I'm not sure the ESP8266 is a great way of accomplishing the goal of being able to know what's running by just looking at the code, unless the Espressif has suddenly opened their firmwares and toolchains. An AVR (like an arduino) would probably be better suited for the task, as the open toolchains are mature.
What would Espressif be able to do? Somehow retain the entropy it gave to the code that you used to generate the key and then send it to their servers when you reflashed with an unrelated program and connected to WiFi? That seems a bit far-fetched.
Regardless, sure, the Arduino is also a good platform to do this on. It doesn't run MicroPython, though, so I implemented my particular program on the ESP for speed/ease of development.
Don't forget the Debian bug that created weak keys from 2006 to 2008. These sorts of things happen. It's best not to attempt to disparage the possibility.
Shit I got mine through Amazon a few months ago and was a bit worried it could be compromised. My paranoia is kicking in a bit more now after this article. Do you have any recommendations on checking that my Ledger isn't compromised? Ledger has some suggestions on their site, but as far as I understand they only check the integrity of the wallet apps.

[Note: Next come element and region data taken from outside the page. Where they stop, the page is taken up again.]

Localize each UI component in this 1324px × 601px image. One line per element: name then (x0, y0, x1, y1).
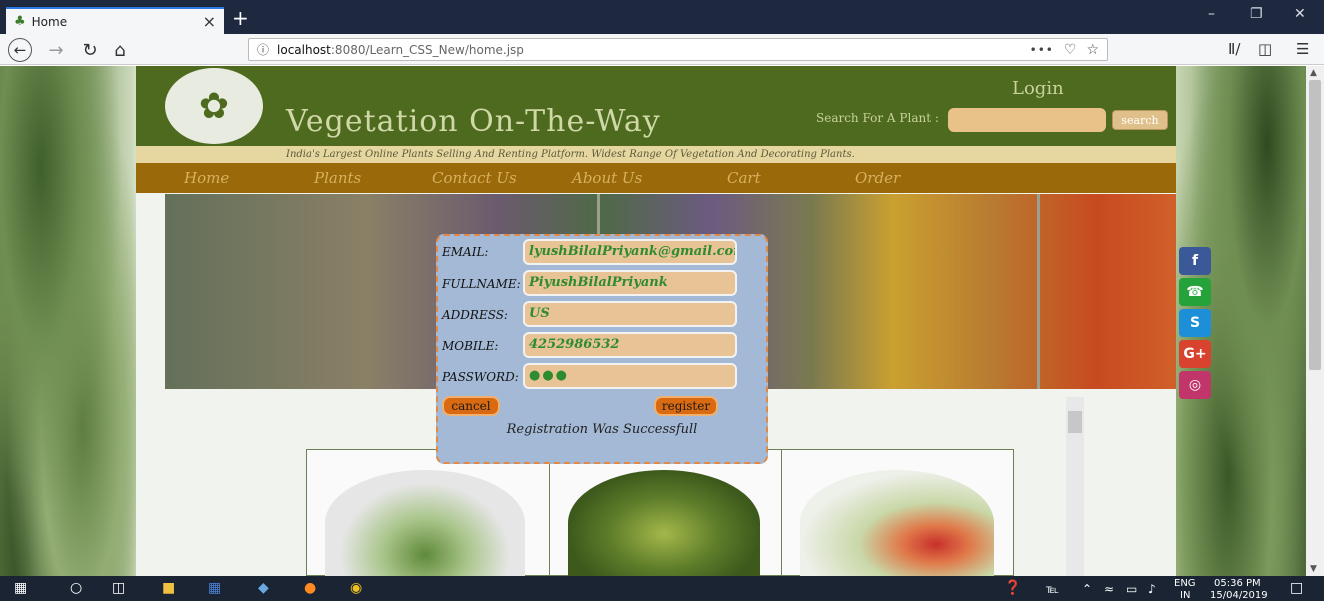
mobile-label: MOBILE: (442, 339, 499, 353)
chrome-icon[interactable]: ◉ (350, 580, 362, 596)
content-scrollbar[interactable] (1066, 397, 1084, 576)
sidebar-icon[interactable]: ◫ (1258, 40, 1272, 58)
address-field[interactable]: US (523, 301, 737, 327)
notifications-icon[interactable]: □ (1290, 580, 1303, 596)
product-image-aloe[interactable] (325, 470, 525, 576)
facebook-icon[interactable]: f (1179, 247, 1211, 275)
email-label: EMAIL: (442, 245, 489, 259)
back-button[interactable]: ← (8, 38, 32, 62)
scroll-up-icon[interactable]: ▲ (1310, 68, 1317, 78)
product-image-apple[interactable] (800, 470, 994, 576)
skype-glyph: S (1189, 315, 1201, 331)
network-icon[interactable]: ≈ (1104, 582, 1114, 596)
app-cube-icon[interactable]: ◆ (258, 580, 269, 596)
menu-cart[interactable]: Cart (727, 169, 761, 187)
scrollbar-thumb[interactable] (1309, 80, 1321, 370)
fullname-field[interactable]: PiyushBilalPriyank (523, 270, 737, 296)
people-icon[interactable]: ℡ (1046, 582, 1059, 596)
address-label: ADDRESS: (442, 308, 508, 322)
fullname-label: FULLNAME: (442, 277, 521, 291)
mobile-field[interactable]: 4252986532 (523, 332, 737, 358)
file-explorer-icon[interactable]: ■ (162, 580, 175, 596)
volume-icon[interactable]: ♪ (1148, 582, 1156, 596)
minimize-button[interactable]: – (1208, 6, 1215, 22)
plant-icon: ♣ (14, 14, 26, 29)
register-button[interactable]: register (654, 396, 718, 416)
search-input[interactable] (948, 108, 1106, 132)
page-actions-icon[interactable]: ••• (1030, 43, 1054, 57)
menu-contact-us[interactable]: Contact Us (432, 169, 517, 187)
info-icon[interactable]: ⓘ (257, 41, 269, 58)
search-icon[interactable]: ○ (70, 580, 82, 596)
grid-divider (781, 450, 782, 577)
bookmark-star-icon[interactable]: ☆ (1086, 42, 1099, 58)
password-field[interactable]: ●●● (523, 363, 737, 389)
tab-title: Home (31, 14, 68, 29)
home-icon[interactable]: ⌂ (108, 38, 132, 62)
instagram-icon[interactable]: ◎ (1179, 371, 1211, 399)
cancel-button[interactable]: cancel (442, 396, 500, 416)
restore-button[interactable]: ❐ (1250, 6, 1263, 22)
banner-divider (1037, 194, 1040, 389)
googleplus-glyph: G+ (1183, 346, 1207, 362)
language-code[interactable]: ENG (1174, 578, 1196, 589)
whatsapp-glyph: ☎ (1186, 284, 1204, 300)
close-tab-icon[interactable]: × (203, 12, 216, 31)
instagram-glyph: ◎ (1188, 377, 1202, 393)
site-tagline: India's Largest Online Plants Selling An… (136, 146, 1176, 163)
close-window-button[interactable]: ✕ (1294, 6, 1306, 22)
page-scrollbar[interactable]: ▲ ▼ (1306, 66, 1324, 576)
tray-chevron-icon[interactable]: ⌃ (1082, 582, 1092, 596)
tab-home[interactable]: ♣ Home × (6, 7, 224, 34)
help-icon[interactable]: ❓ (1004, 580, 1021, 596)
menu-icon[interactable]: ☰ (1296, 40, 1309, 58)
battery-icon[interactable]: ▭ (1126, 582, 1137, 596)
forward-button[interactable]: → (44, 38, 68, 62)
pocket-icon[interactable]: ♡ (1064, 42, 1077, 58)
tree-logo-icon[interactable]: ✿ (165, 68, 263, 144)
search-button[interactable]: search (1112, 110, 1168, 130)
facebook-glyph: f (1191, 253, 1199, 269)
menu-home[interactable]: Home (184, 169, 229, 187)
windows-start-icon[interactable]: ▦ (14, 580, 27, 596)
password-label: PASSWORD: (442, 370, 519, 384)
new-tab-button[interactable]: + (232, 6, 249, 30)
scroll-down-icon[interactable]: ▼ (1310, 564, 1317, 574)
search-label: Search For A Plant : (816, 111, 939, 125)
menu-plants[interactable]: Plants (314, 169, 361, 187)
task-view-icon[interactable]: ◫ (112, 580, 125, 596)
menu-order[interactable]: Order (855, 169, 900, 187)
skype-icon[interactable]: S (1179, 309, 1211, 337)
firefox-icon[interactable]: ● (304, 580, 316, 596)
clock-time[interactable]: 05:36 PM (1214, 578, 1261, 589)
leaf-decoration-left (0, 66, 136, 576)
library-icon[interactable]: Ⅱ∕ (1228, 40, 1240, 58)
whatsapp-icon[interactable]: ☎ (1179, 278, 1211, 306)
site-name: Vegetation On-The-Way (286, 104, 661, 139)
main-menu (136, 163, 1176, 193)
reload-button[interactable]: ↻ (78, 38, 102, 62)
address-bar[interactable]: ⓘ localhost :8080/Learn_CSS_New/home.jsp… (248, 38, 1108, 61)
status-message: Registration Was Successfull (506, 422, 698, 437)
login-link[interactable]: Login (1012, 78, 1064, 99)
clock-date[interactable]: 15/04/2019 (1210, 590, 1268, 601)
region-code[interactable]: IN (1180, 590, 1190, 601)
product-image-amla[interactable] (568, 470, 760, 576)
url-path: :8080/Learn_CSS_New/home.jsp (330, 42, 524, 57)
url-host: localhost (277, 42, 331, 57)
email-field[interactable]: lyushBilalPriyank@gmail.com (523, 239, 737, 265)
content-scrollbar-thumb[interactable] (1068, 411, 1082, 433)
googleplus-icon[interactable]: G+ (1179, 340, 1211, 368)
word-icon[interactable]: ▦ (208, 580, 221, 596)
grid-divider (549, 450, 550, 577)
menu-about-us[interactable]: About Us (572, 169, 642, 187)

From what the article says, you basically can't be sure, unless you check the hardware. I would advise at least flashing the original firmware that you can get from Ledger themselves.
Am I correct in understanding that the exploit would most likely be cleared by re-flashing the firmware to a known good image before you use it? Especially if you did so using JTAG it seems like it'd be very difficult (albeit probably not impossible) for the firmware modifications described in the article to persist through a reflash as long as you're reasonably confident that the hardware itself hasn't been altered. That doesn't get rid of the evil maid scenario, but it does get rid of the supply chain attack, which is IMO the more concerning one. Evil maid attacks can be mitigated by physical security, but the supply chain attack is out of your control.
Yes, and that's what the update does. Since the bootloader wasn't modified (at least with this particular attack), flashing a known-good image fixes it.
The problem is, if you flash with JTAG you're basically just trusting your host computer not to be compromised. And isn't not having to trust your host computer the entire point of a hardware wallet?
Big difference, you're only trusting the host computer (and the JTAG dongle) once. This is manageable, use an airgapped junk laptop with no HDD or similar if you're ultra paranoid. Sure perhaps the firmware is compromised and leaking data through some super exotic attack but I mean come on. That should give you a pretty reasonable level of confidence. You can never 100% trust a device you didn't design and fabricate every aspect of yourself, there's always some risk with any hardware token.
I'd also argue that trusting your host computer is certainly better than trusting the supplier. Shifting the burden of trust from a device you don't control to one you do is at least an improvement.
unsure how feasible this is , but maybe check if they have a software version of their key generator and confirm the codes you use in that are identical to what your device displays.